The year 2012 might not mark the end of the world. But in future years as people look back, it might mark the beginning of the end for the adulteration of botanical materials, according to Mark Blumenthal, executive director of the American Botanical Council.
Adulteration on the downside, and on the positive flip side more scientific evidence for the efficacy of certain botanicals were among the highlights of the news in the herbal sphere in the past year, Blumenthal told NutraIngredients-USA.
“Adulteration as a phenomenon in this industry has gotten extremely well played (in the media in 2012). There is much more recognition and awareness of the problems of adulteration,” Blumenthal said. After many years of having the adulteration skeleton rattling around in the closet, in the last year or so industry finally seems ready to wrestle with the issue in the open, he said.
“People seem to acknowledge that the adulteration agenda is on the table. It’s getting a lot of attention through the constant reportage on the matter.”
Status quo no longer acceptable
Blumenthal said ABC has gotten some credit for being among the leaders in the push to provide more information on adulteration issues. He said it was mostly a case of being in the right place at the right time.
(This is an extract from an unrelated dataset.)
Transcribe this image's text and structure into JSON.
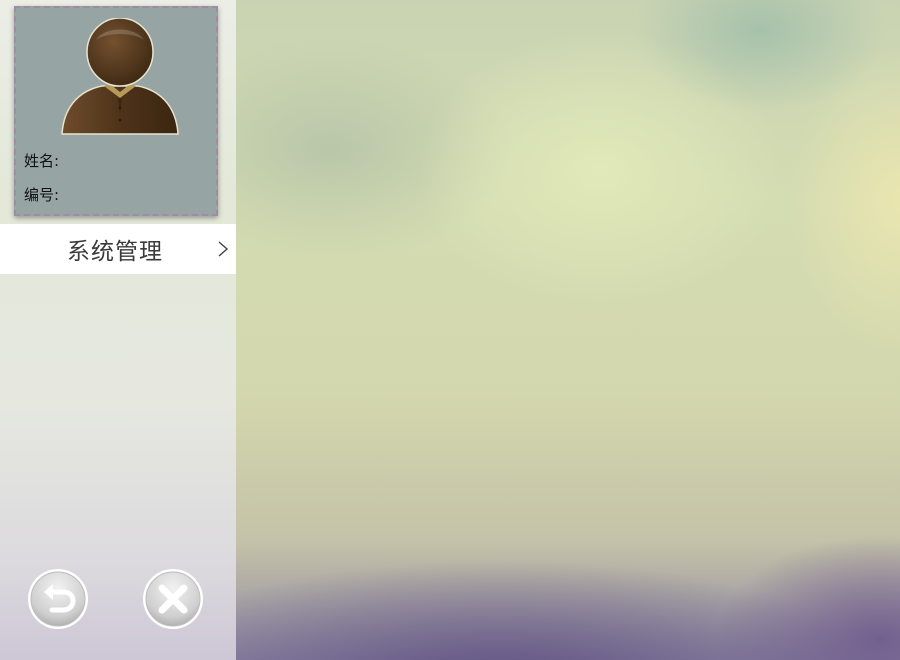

“We had gotten to the point that we realized that the status quo was no longer acceptable and that we needed to really marshal resources to provide the technical information and educational resources to companies for them to know what’s going on out there and to properly qualify their raw materials,” he said.
Blumenthal singled out for special praise the recent release of the American Herbal Product Association’s botanical wiki tool . This is an open source online resource for the sharing of information on testing for various botanicals that includes, in its current beta version, rundowns on more than 120 botanicals.
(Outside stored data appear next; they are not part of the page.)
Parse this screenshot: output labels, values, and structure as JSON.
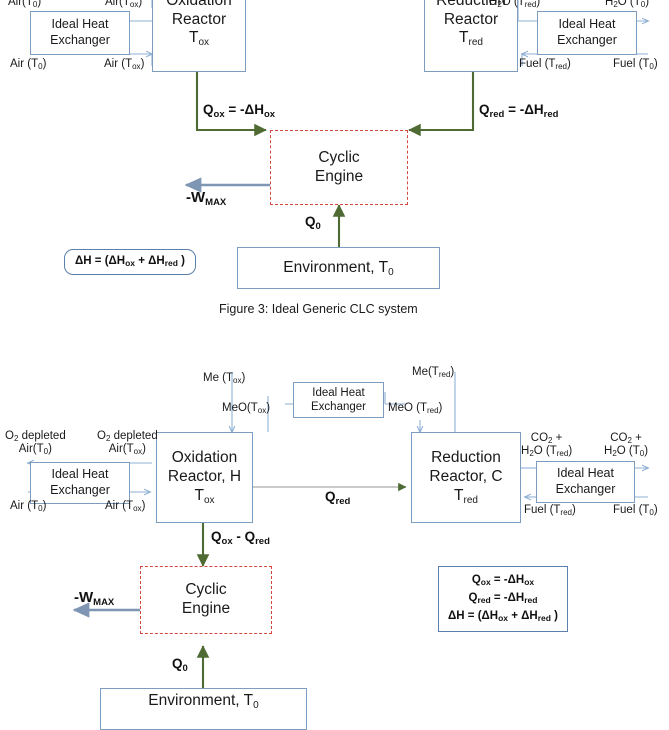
{
  "figure": {
    "caption": "Figure 3: Ideal Generic CLC system"
  },
  "colors": {
    "box_border": "#7d9dc0",
    "engine_border": "#d2483f",
    "heat_arrow": "#4f6b33",
    "stream_arrow": "#8fb0d3",
    "work_arrow": "#7e96b4",
    "eq_border": "#5b80ab",
    "qred_arrow": "#b8b8b8"
  },
  "top_diagram": {
    "oxidation_reactor": {
      "line1": "Oxidation",
      "line2": "Reactor",
      "line3": "T",
      "line3_sub": "ox"
    },
    "reduction_reactor": {
      "line1": "Reduction",
      "line2": "Reactor",
      "line3": "T",
      "line3_sub": "red"
    },
    "engine": {
      "line1": "Cyclic",
      "line2": "Engine"
    },
    "environment": {
      "text": "Environment, T",
      "sub": "0"
    },
    "heat_exchanger_left": {
      "line1": "Ideal Heat",
      "line2": "Exchanger"
    },
    "heat_exchanger_right": {
      "line1": "Ideal Heat",
      "line2": "Exchanger"
    },
    "streams": {
      "air_out_t0": "Air(T",
      "air_out_t0_sub": "0",
      "air_out_tox": "Air(T",
      "air_out_tox_sub": "ox",
      "air_in_t0": "Air (T",
      "air_in_t0_sub": "0",
      "air_in_tox": "Air (T",
      "air_in_tox_sub": "ox",
      "h2o_tred": "H",
      "h2o_tred_sub1": "2",
      "h2o_tred_mid": "O (T",
      "h2o_tred_sub2": "red",
      "h2o_t0": "H",
      "h2o_t0_sub1": "2",
      "h2o_t0_mid": "O (T",
      "h2o_t0_sub2": "0",
      "fuel_tred": "Fuel (T",
      "fuel_tred_sub": "red",
      "fuel_t0": "Fuel (T",
      "fuel_t0_sub": "0"
    },
    "heat_labels": {
      "qox": "Q",
      "qox_sub": "ox",
      "qox_rest": " = -ΔH",
      "qox_sub2": "ox",
      "qred": "Q",
      "qred_sub": "red",
      "qred_rest": " = -ΔH",
      "qred_sub2": "red",
      "q0": "Q",
      "q0_sub": "0",
      "wmax": "-W",
      "wmax_sub": "MAX"
    },
    "equation": {
      "part1": "ΔH  = (ΔH",
      "sub1": "ox",
      "part2": " + ΔH",
      "sub2": "red",
      "part3": " )"
    }
  },
  "bottom_diagram": {
    "oxidation_reactor": {
      "line1": "Oxidation",
      "line2": "Reactor, H",
      "line3": "T",
      "line3_sub": "ox"
    },
    "reduction_reactor": {
      "line1": "Reduction",
      "line2": "Reactor, C",
      "line3": "T",
      "line3_sub": "red"
    },
    "engine": {
      "line1": "Cyclic",
      "line2": "Engine"
    },
    "environment": {
      "text": "Environment, T",
      "sub": "0"
    },
    "heat_exchanger_left": {
      "line1": "Ideal Heat",
      "line2": "Exchanger"
    },
    "heat_exchanger_center": {
      "line1": "Ideal Heat",
      "line2": "Exchanger"
    },
    "heat_exchanger_right": {
      "line1": "Ideal Heat",
      "line2": "Exchanger"
    },
    "streams": {
      "me_tox": "Me (T",
      "me_tox_sub": "ox",
      "meo_tox": "MeO(T",
      "meo_tox_sub": "ox",
      "me_tred": "Me(T",
      "me_tred_sub": "red",
      "meo_tred": "MeO (T",
      "meo_tred_sub": "red",
      "o2_depleted_1a": "O",
      "o2_depleted_1a_sub": "2",
      "o2_depleted_1b": " depleted",
      "o2_depleted_1c": "Air(T",
      "o2_depleted_1c_sub": "0",
      "o2_depleted_2a": "O",
      "o2_depleted_2a_sub": "2",
      "o2_depleted_2b": " depleted",
      "o2_depleted_2c": "Air(T",
      "o2_depleted_2c_sub": "ox",
      "air_in_t0": "Air (T",
      "air_in_t0_sub": "0",
      "air_in_tox": "Air (T",
      "air_in_tox_sub": "ox",
      "co2_1": "CO",
      "co2_1_sub": "2",
      "co2_1_plus": " +",
      "h2o_tred": "H",
      "h2o_tred_sub1": "2",
      "h2o_tred_mid": "O (T",
      "h2o_tred_sub2": "red",
      "co2_2": "CO",
      "co2_2_sub": "2",
      "co2_2_plus": " +",
      "h2o_t0": "H",
      "h2o_t0_sub1": "2",
      "h2o_t0_mid": "O (T",
      "h2o_t0_sub2": "0",
      "fuel_tred": "Fuel (T",
      "fuel_tred_sub": "red",
      "fuel_t0": "Fuel (T",
      "fuel_t0_sub": "0"
    },
    "heat_labels": {
      "qred": "Q",
      "qred_sub": "red",
      "qox_minus_qred_a": "Q",
      "qox_minus_qred_a_sub": "ox",
      "qox_minus_qred_b": " - Q",
      "qox_minus_qred_b_sub": "red",
      "q0": "Q",
      "q0_sub": "0",
      "wmax": "-W",
      "wmax_sub": "MAX"
    },
    "equation": {
      "l1_a": "Q",
      "l1_a_sub": "ox",
      "l1_b": " = -ΔH",
      "l1_b_sub": "ox",
      "l2_a": "Q",
      "l2_a_sub": "red",
      "l2_b": " = -ΔH",
      "l2_b_sub": "red",
      "l3_a": "ΔH  = (ΔH",
      "l3_a_sub": "ox",
      "l3_b": " + ΔH",
      "l3_b_sub": "red",
      "l3_c": " )"
    }
  }
}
“It is a significant resource not only in North America but around the world. It goes beyond adulteration to focus on identification,” he said.
ABC solvents reference
One effort that is close to fruition along these lines in the impending publication of ABC’s reference book on solvents, which was originally planned as a white paper but just kept on growing.
“We think that this is an important issue that has almost been ignored by industry over the previous decade,” Blumenthal said. Everyone knows that extraction requires solvents, but what solvents were commonly being used, and even how much of them were left in the finished products, had been getting glossed over, he said.
“Sellers are coming in representing manufacturers for various botanical extracts and they present a CofA to a would be buyer and that CofA doesn’t even list the solvent in the extract,” Blumenthal said. “You can’t have an extract without a solvent, even if the solvent is water or ethanol or CO2.
“It follows that if it doesn’t list the solvent, it doesn’t list the residual level. That CofA is missing a key piece of information. One could then start to question the validity and accuracy of the rest of the information,” he said.
Blumenthal said he hopes the book will, “raise industry awareness of the need to know what solvents the extracts are made with and to run the appropriate tests.”
So while adulteration will likely always be a choice that some in the industry will make, perhaps 2012 will mark the end of the era in which people could reasonably plead simple ignorance of the issues.
Increasing scientific evidence
“One of the areas in the good news department is there was a growing body of systematic reviews and meta-analyses that strongly suggest or confirm one or more health benefits for many popular or in some cases not so popular botanicals in the marketplace,” Blumenthal said.
For example, he said: “There is data showing that soy lowers blood pressure. There is data showing that garlic lowers blood pressure. There is data showing high flavonol cocoa preparations lower blood pressure, just to speak on blood pressure alone.”
And another good news story concerned overall favorable market conditions. In September, ABC released a report that sales of herbal products had hit $5.3 billion in the US in 2011. The report, which included data from Nutrition Business Journal, showed that sales grew 4.3% in that period, outpacing inflation.
“That is a strong indicator that consumers are still strongly committed to using botanical dietary supplement as an integral part of their self care,” Blumenthal said.
Looking forward, Blumenthal said he expects regulatory concerns to loom large over the landscape in 2013.
“I think we are going to see more robust regulation. Daniel Fabricant (PhD, director of FDA’s division of dietary supplement programs) has made it abundantly clear that FDA is going to be zealously enforcing DHSEA,” he said.